Rare Kaon Decays: Matching Long And Short Distance Physics In K - > Pi e+ e-

In this thesis we try to understand the non-perturbative regime of QCD through long and short distance matching of the decay amplitude K->pi e^+ e^-. The first Chapter contains brief introduction and motivation then in the end we introduce the notations and transformation properties of various quantities and tables of phenomenological parameters. In the second chapter we discuss the Chiral Symmetry and its breaking and the construction of Delta S = 0,1 Lagrangians.

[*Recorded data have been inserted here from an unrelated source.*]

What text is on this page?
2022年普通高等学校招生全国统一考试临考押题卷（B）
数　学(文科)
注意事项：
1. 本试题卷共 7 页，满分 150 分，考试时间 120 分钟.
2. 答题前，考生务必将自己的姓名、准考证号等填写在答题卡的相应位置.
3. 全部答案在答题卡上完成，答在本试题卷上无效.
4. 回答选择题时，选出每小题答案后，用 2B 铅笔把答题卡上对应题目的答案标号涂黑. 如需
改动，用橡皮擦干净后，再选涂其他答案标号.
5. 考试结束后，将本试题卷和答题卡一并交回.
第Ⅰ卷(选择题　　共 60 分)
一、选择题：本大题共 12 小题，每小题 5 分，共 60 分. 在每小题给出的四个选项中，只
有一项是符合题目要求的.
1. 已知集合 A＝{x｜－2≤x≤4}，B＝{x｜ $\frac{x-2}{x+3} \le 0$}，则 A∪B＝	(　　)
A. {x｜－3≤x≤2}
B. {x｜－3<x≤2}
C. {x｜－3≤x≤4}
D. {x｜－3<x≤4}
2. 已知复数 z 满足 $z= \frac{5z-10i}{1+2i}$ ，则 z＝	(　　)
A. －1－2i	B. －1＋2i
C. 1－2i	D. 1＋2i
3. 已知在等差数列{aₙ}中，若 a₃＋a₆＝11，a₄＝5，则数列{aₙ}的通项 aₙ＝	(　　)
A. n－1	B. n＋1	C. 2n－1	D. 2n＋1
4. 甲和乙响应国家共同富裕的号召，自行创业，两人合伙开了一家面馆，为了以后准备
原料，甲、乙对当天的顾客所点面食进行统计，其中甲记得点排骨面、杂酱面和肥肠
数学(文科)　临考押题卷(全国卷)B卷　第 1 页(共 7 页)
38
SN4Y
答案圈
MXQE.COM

Then we apply chiral Lagrangian to calculate the amplitude of K^+ -> pi^+ pi^- decay at one loop in section of the second chapter, the approach is a little bit different than that of Ecker, Pick and Raffael but a few tricks introduced by them were used. In section 2.7.3 we introduce the beyond leading order dispersive calculation of the same decay by D'Ambrosio et al. where the phenomenological parameters a_i and b_i (that completely fixes the form factor of the decay under study) were introduced and were predicted in the last chapter. In chapter 3 we start with a brief discussion of long and short distance matching of QCD and the calculation of Wilson coefficients. Then we introduce in reasonable detail the Bardeen, Buras and G`erard (BBG) scheme of matching which plays the central role in our work. In the last chapter we apply BBG scheme to calculate the form factor of the deacy K -> pi e^+ e^-, first in section 4.0.6 without vector meson resonances and find values which are extremely small compared to the experimental values then in section 4.1 we introduce the resonances through Hidden Local Symmetry (HLS) and construct the weak chiral Lagrangian containing vector coupling based on the Gilman-Wise Delta S = 1 Hamiltonian, we then use it to calculate the appropriate extension of the BBG long distane evolution operator introduced in chapter 3 and calculate the a_i and b_i parameters. Vector inclusion shows huge enhancements in both parameters. We provide detailed evaluations of the loop integrals in Appendix B, Feynman rules and other conventions are presented in Appendix A and in Appendix C we present the large N structure of relevant Wilson coefficients. Notations, symbols and transformation properties of quantities along with various phenomenological parameters and their values are provided in the end of the introductory chapter.